We each need people. I heard from a mother today who has an eight year old daughter. The daughter told her mom recently, “I need you mom so please don’t die.” The little girl had tears in her eyes as she spoke to her mom.

Certainly, she was concerned about losing her beloved mother. Children are astonishing sometimes and know well they need the nurturing and care of their mom’s and dad’s and people around them. 

In another instance, I saw today from my sunroom window a baby fawn near her mother in our backyard. Mother was cleaning her offspring. Then mama dear headed for the woods. There went the baby deer trailing off in the direction of mother dear almost in a panic not wanting to lose her food source and caring, protective parent.

Whether we want to admit to it or not, we need our family members and other people for our well-being and happiness. Even Henry David Thoreau had friends if only at times the animal and plant kingdoms. We befriend animals for a reason. They get attached to us usually when we feed and care for them. They depend on us and give to us much love in return.

Sometimes we may think of ourselves as islands, ‘oh I can go it alone.’ Soon to find out our computer or home water flow stops working. We become alarmed and remember we certainly need people.

I laugh at some world leaders who think they are independent of other countries. Only to recall how desperate and needy any country or group may become, desperate for help from neighbor people or countries in order to survive. It’s the way things work on earth.

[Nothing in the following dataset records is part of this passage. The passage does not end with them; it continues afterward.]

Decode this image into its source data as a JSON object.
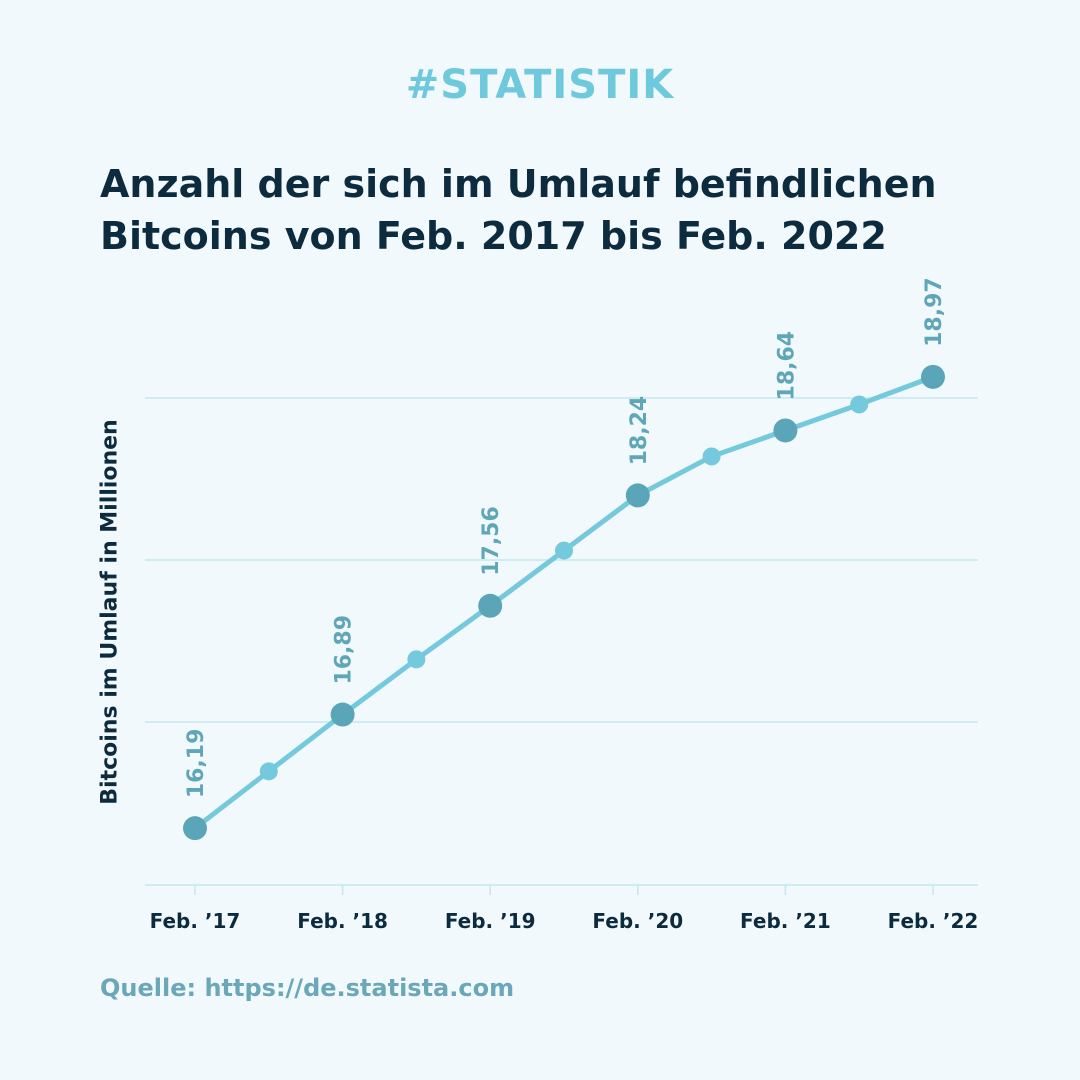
{
  "header": {
    "hashtag": "#STATISTIK",
    "title_line1": "Anzahl der sich im Umlauf befindlichen",
    "title_line2": "Bitcoins von Feb. 2017 bis Feb. 2022"
  },
  "footer": {
    "source": "Quelle: https://de.statista.com"
  },
  "colors": {
    "background": "#f1f9fc",
    "line": "#74c9dc",
    "major_point": "#5aa6b8",
    "minor_point": "#74c9dc",
    "gridline": "#c6e7ef",
    "data_label": "#5fa7b8",
    "title": "#0d2b3e",
    "hashtag": "#6fc9dd"
  },
  "chart_data": {
    "type": "line",
    "title": "Anzahl der sich im Umlauf befindlichen Bitcoins von Feb. 2017 bis Feb. 2022",
    "ylabel": "Bitcoins im Umlauf in Millionen",
    "xlabel": "",
    "categories": [
      "Feb. ’17",
      "Feb. ’18",
      "Feb. ’19",
      "Feb. ’20",
      "Feb. ’21",
      "Feb. ’22"
    ],
    "series": [
      {
        "points": [
          {
            "x": "Feb. 2017",
            "y": 16.19,
            "label": "16,19"
          },
          {
            "x": "Aug. 2017",
            "y": 16.54
          },
          {
            "x": "Feb. 2018",
            "y": 16.89,
            "label": "16,89"
          },
          {
            "x": "Aug. 2018",
            "y": 17.23
          },
          {
            "x": "Feb. 2019",
            "y": 17.56,
            "label": "17,56"
          },
          {
            "x": "Aug. 2019",
            "y": 17.9
          },
          {
            "x": "Feb. 2020",
            "y": 18.24,
            "label": "18,24"
          },
          {
            "x": "Aug. 2020",
            "y": 18.48
          },
          {
            "x": "Feb. 2021",
            "y": 18.64,
            "label": "18,64"
          },
          {
            "x": "Aug. 2021",
            "y": 18.8
          },
          {
            "x": "Feb. 2022",
            "y": 18.97,
            "label": "18,97"
          }
        ]
      }
    ],
    "ylim": [
      15.84,
      18.84
    ],
    "grid": true,
    "legend": "none"
  }
}
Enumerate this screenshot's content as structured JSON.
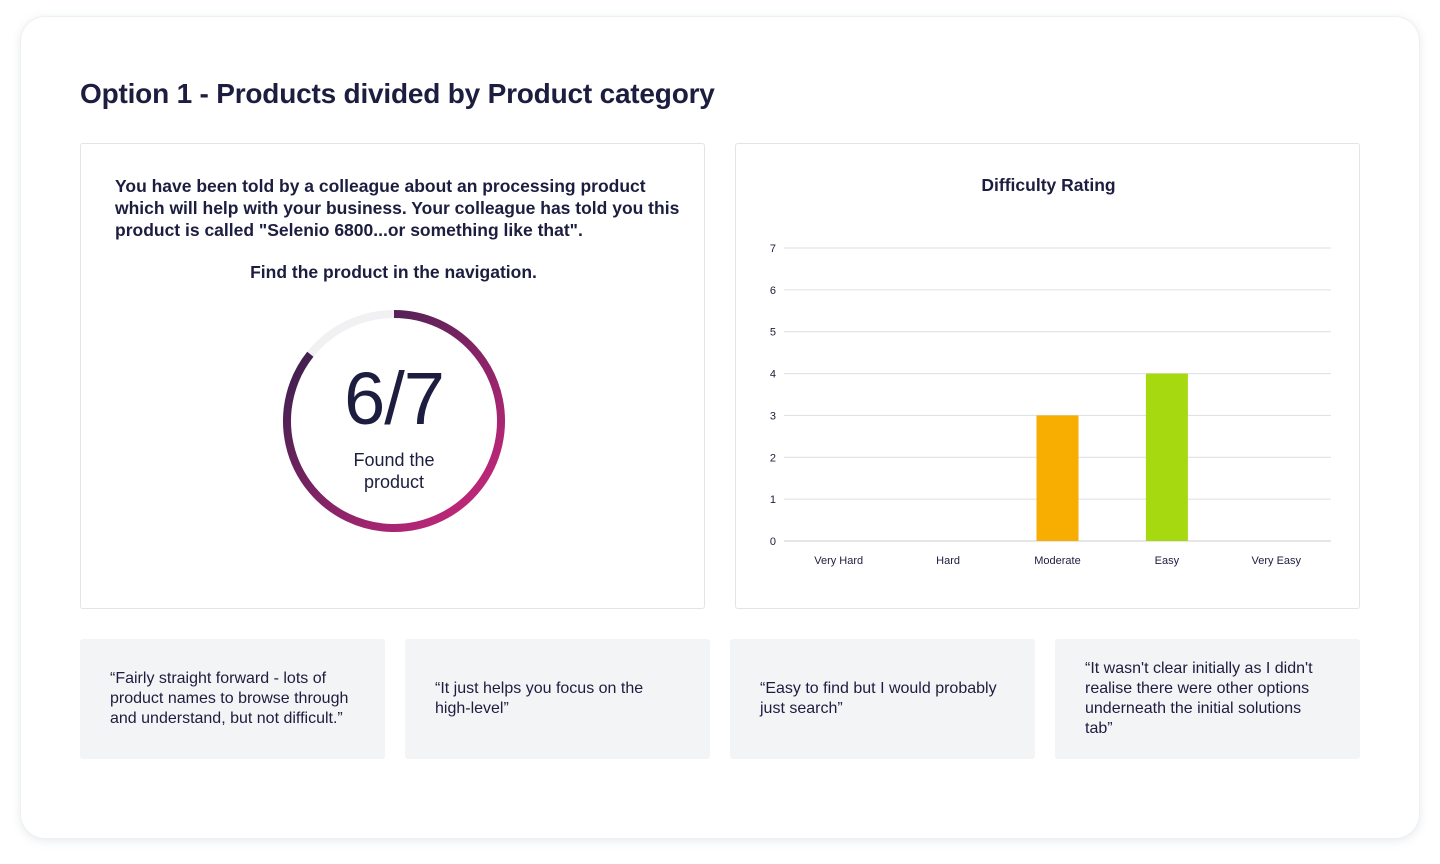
{
  "page": {
    "title": "Option 1 - Products divided by Product category"
  },
  "task": {
    "description": "You have been told by a colleague about an processing product which will help with your business.  Your colleague has told you this product is called \"Selenio 6800...or something like that\".",
    "instruction": "Find the product in the navigation.",
    "score_label": "6/7",
    "found": 6,
    "total": 7,
    "caption": "Found the product",
    "colors": {
      "start": "#2a1f48",
      "end": "#d3287f",
      "track": "#f1f1f3"
    }
  },
  "chart_data": {
    "type": "bar",
    "title": "Difficulty Rating",
    "categories": [
      "Very Hard",
      "Hard",
      "Moderate",
      "Easy",
      "Very Easy"
    ],
    "values": [
      0,
      0,
      3,
      4,
      0
    ],
    "colors": [
      "#1c1d3f",
      "#1c1d3f",
      "#f7ae00",
      "#a6d90f",
      "#1c1d3f"
    ],
    "xlabel": "",
    "ylabel": "",
    "ylim": [
      0,
      7
    ],
    "yticks": [
      "0",
      "1",
      "2",
      "3",
      "4",
      "5",
      "6",
      "7"
    ],
    "grid": true,
    "legend": "none"
  },
  "quotes": [
    {
      "text": "“Fairly straight forward - lots of product names to browse through and understand, but not difficult.”"
    },
    {
      "text": "“It just helps you focus on the high-level”"
    },
    {
      "text": "“Easy to find but I would probably just search”"
    },
    {
      "text": "“It wasn't clear initially as I didn't realise there were other options underneath the initial solutions tab”"
    }
  ]
}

Everything created coexists because of someone or something else. We are each creations in a larger system of life supporting other life.

Family members need other family members. At one point, oh maybe more than once, I wanted to disown my older brother and sister. I was ticked at them. My dad sat me down and we talked. By the time he was finished guiding me, I said you are right dad deep down I love my siblings so. However, there are times… Fortunately, I learned from those times I wanted to turn away from bigger brother and sister.

I did not shut them out of my heart though through it all. I always kept and keep loving them even in the hectic and high water times. I had come to know they were dear to me and I needed them for a deep reason. We had shared so much of life together. We deeply understood one another. We are connected psychically. 

With our siblings and other family members, we’ve closely shared the ups and downs of life, the scary moments and those joyous moments—maybe more similarities, shared experiences and commonalities than anyone else on earth.  

When I counsel people and they are at odds with some family member, I encourage them to make amends. Do not lose your love for them. They cannot be replaced. Forgive and seek to work at finding pieces within yourself you adore and feel so thankful because they have been and are a sacred part of your life. 

Having said that, I do realize how challenging family members can be. My sister got addicted to drugs. My brother was a know-it-all, an authoritarian and became the top dog whenever father and mother were not around. My mother would get moody and dad got anger spells. Family members can challenge us so. However, underneath all that there is love—pure, bonding and untainted.

Find this kind of love within yourself nestled inside in your connection with God in prayer, in your feelings, deep thoughts, reflections, contemplations and meditations. It’s worth it; gives us peace within ourselves.  We want to remember love and not forsake it. It is the greatest healer and attracter of good for us as individuals, helping all others restore also.